The attacks utilized bZx’s flash loan, a product that allows traders to make uncollateralized loans that are repaid in the same transaction as it’s taken out. The attackers exploited buggy code and poor liquidity in DEXs in order to manipulate various ETH-pairs, creating massive profits and leaving bZx with uncovered loans.bZx shut down Fulcrum, it’s lending platform using its administrator key and locked down the endangered funds.
These attacks highlighted two important aspects of DeFi:
In DeFi applications, the code will always be the law. Buggy code and limited price feeds based on illiquid decentralized exchanges is a challenge that needs to be solved in order for DeFi to prosper.
DeFi applications are centralized to some extent. Utilizing an admin key the developers of the applications may intervene and freeze contracts.
Altcoins Hit Hard But Still Outperforming Bitcoin
While the week saw a loss of over six percent for Bitcoin, it was one of the least affected cryptocurrencies in the market. Some top 10 coins lost as much as 22 percent while one coin – Tezos actually gained.
While 2020 has been a good year for Bitcoin, it has actually been a bit of an altcoin season. The likes of Bitcoin SV and even Bitcoin Cash out performed Bitcoin in January almost six-fold making gains of up to 180 percent in the case of Bitcoin SV.
Altcoins are still doing better than Bitcoin, as a rule, even though they were hit far harder by the mid-week dip that was seen across the entire marketplace. The pullback has affected nearly all of the top 100 coins, with small cap coins losing as much as half of their February gains. They are now down to only 20 percent return this month.
In comparison, Bitcoin’s gains in February, despite a smaller loss, sits only at a mere 2.2 percent. However, this has helped the major cryptocurrency by market cap gain back some market dominance; it is up to 62.4 percent this week.

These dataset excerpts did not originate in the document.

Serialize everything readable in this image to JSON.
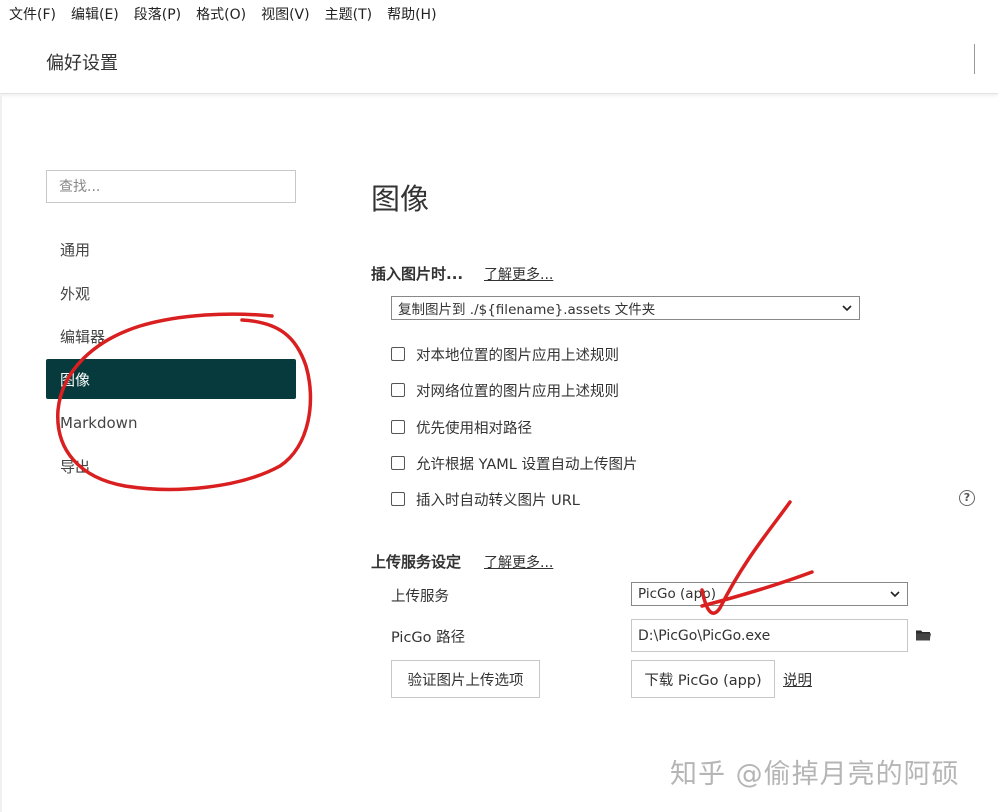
{
  "menubar": [
    "文件(F)",
    "编辑(E)",
    "段落(P)",
    "格式(O)",
    "视图(V)",
    "主题(T)",
    "帮助(H)"
  ],
  "window": {
    "title": "偏好设置"
  },
  "sidebar": {
    "search_placeholder": "查找...",
    "items": [
      {
        "label": "通用",
        "active": false
      },
      {
        "label": "外观",
        "active": false
      },
      {
        "label": "编辑器",
        "active": false
      },
      {
        "label": "图像",
        "active": true
      },
      {
        "label": "Markdown",
        "active": false
      },
      {
        "label": "导出",
        "active": false
      }
    ]
  },
  "main": {
    "heading": "图像",
    "insert": {
      "label": "插入图片时...",
      "learn_more": "了解更多...",
      "selected": "复制图片到 ./${filename}.assets 文件夹",
      "options": [
        {
          "label": "对本地位置的图片应用上述规则",
          "checked": false
        },
        {
          "label": "对网络位置的图片应用上述规则",
          "checked": false
        },
        {
          "label": "优先使用相对路径",
          "checked": false
        },
        {
          "label": "允许根据 YAML 设置自动上传图片",
          "checked": false
        },
        {
          "label": "插入时自动转义图片 URL",
          "checked": false
        }
      ],
      "help_icon": "?"
    },
    "upload": {
      "label": "上传服务设定",
      "learn_more": "了解更多...",
      "service_label": "上传服务",
      "service_value": "PicGo (app)",
      "path_label": "PicGo 路径",
      "path_value": "D:\\PicGo\\PicGo.exe",
      "verify_button": "验证图片上传选项",
      "download_button": "下载 PicGo (app)",
      "doc_link": "说明"
    }
  },
  "watermark": "知乎 @偷掉月亮的阿硕",
  "colors": {
    "active_bg": "#063a3c",
    "annotation": "#d91f1f"
  }
}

ETH is another that has also seen some good gains in dominance as it continues to add to its total market share this week. ETH has gone from seven percent market share to over 10 percent so far in 2020. That equals around $14 billion added to its total market capitalization.

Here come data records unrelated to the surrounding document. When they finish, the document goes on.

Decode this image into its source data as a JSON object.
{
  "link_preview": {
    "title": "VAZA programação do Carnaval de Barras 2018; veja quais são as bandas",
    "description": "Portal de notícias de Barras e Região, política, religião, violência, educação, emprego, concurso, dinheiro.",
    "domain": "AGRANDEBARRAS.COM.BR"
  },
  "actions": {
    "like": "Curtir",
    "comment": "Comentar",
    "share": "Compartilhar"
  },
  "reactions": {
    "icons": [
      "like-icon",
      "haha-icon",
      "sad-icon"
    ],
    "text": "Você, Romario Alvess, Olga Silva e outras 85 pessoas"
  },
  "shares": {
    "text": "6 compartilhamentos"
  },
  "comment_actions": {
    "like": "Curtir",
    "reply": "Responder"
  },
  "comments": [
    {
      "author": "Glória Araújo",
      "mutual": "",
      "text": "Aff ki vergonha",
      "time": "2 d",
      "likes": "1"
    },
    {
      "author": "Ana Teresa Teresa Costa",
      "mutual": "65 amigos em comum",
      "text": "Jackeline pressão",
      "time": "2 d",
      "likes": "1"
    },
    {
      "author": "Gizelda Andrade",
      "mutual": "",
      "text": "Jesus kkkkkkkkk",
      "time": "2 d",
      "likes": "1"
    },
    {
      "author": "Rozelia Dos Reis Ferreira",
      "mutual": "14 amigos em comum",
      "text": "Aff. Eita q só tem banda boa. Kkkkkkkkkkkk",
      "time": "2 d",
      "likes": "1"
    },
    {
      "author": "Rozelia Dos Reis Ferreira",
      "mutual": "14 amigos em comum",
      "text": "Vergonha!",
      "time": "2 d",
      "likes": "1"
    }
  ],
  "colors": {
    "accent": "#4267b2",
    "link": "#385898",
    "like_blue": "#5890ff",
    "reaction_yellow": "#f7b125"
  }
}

This Week’s Biggest News Stories
Norwegian Air to Launch Cryptocurrency Payment Solutions
Norweigan Air is set to allow customers to pay for flights using cryptocurrency. Stig Kjos-Mathisen, Norwegian Block Exchange (NBX) CEO and son-in-law of Bjørn Kjos, Founder and CEO of Norwegian Air, reportedly stated that his crypto trading platform has successfully developed payment infrastructure that will allow customers on Norwegian Air to purchase tickets with digital assets.
bZx’s DeFi Flash Loan Attack Points To Vulnerabilities
bZx, the eighth-largest decentralized finance project according to DeFi Pulse, suffered two attacks last weekend following the introduction of “flash loans,” a new DeFi feature that limits a trader’s risk while improving the upside.
Coinbase Becomes First ‘Pure’ Crypto Firm Approved as Visa Principal Member
Coinbase, the San Francisco-based cryptocurrency exchange, has been made a Visa principal member. Announcing the news on its blog Wednesday, the firm said the news marks it as the “first pure-play crypto company” to be approved by the credit card giant.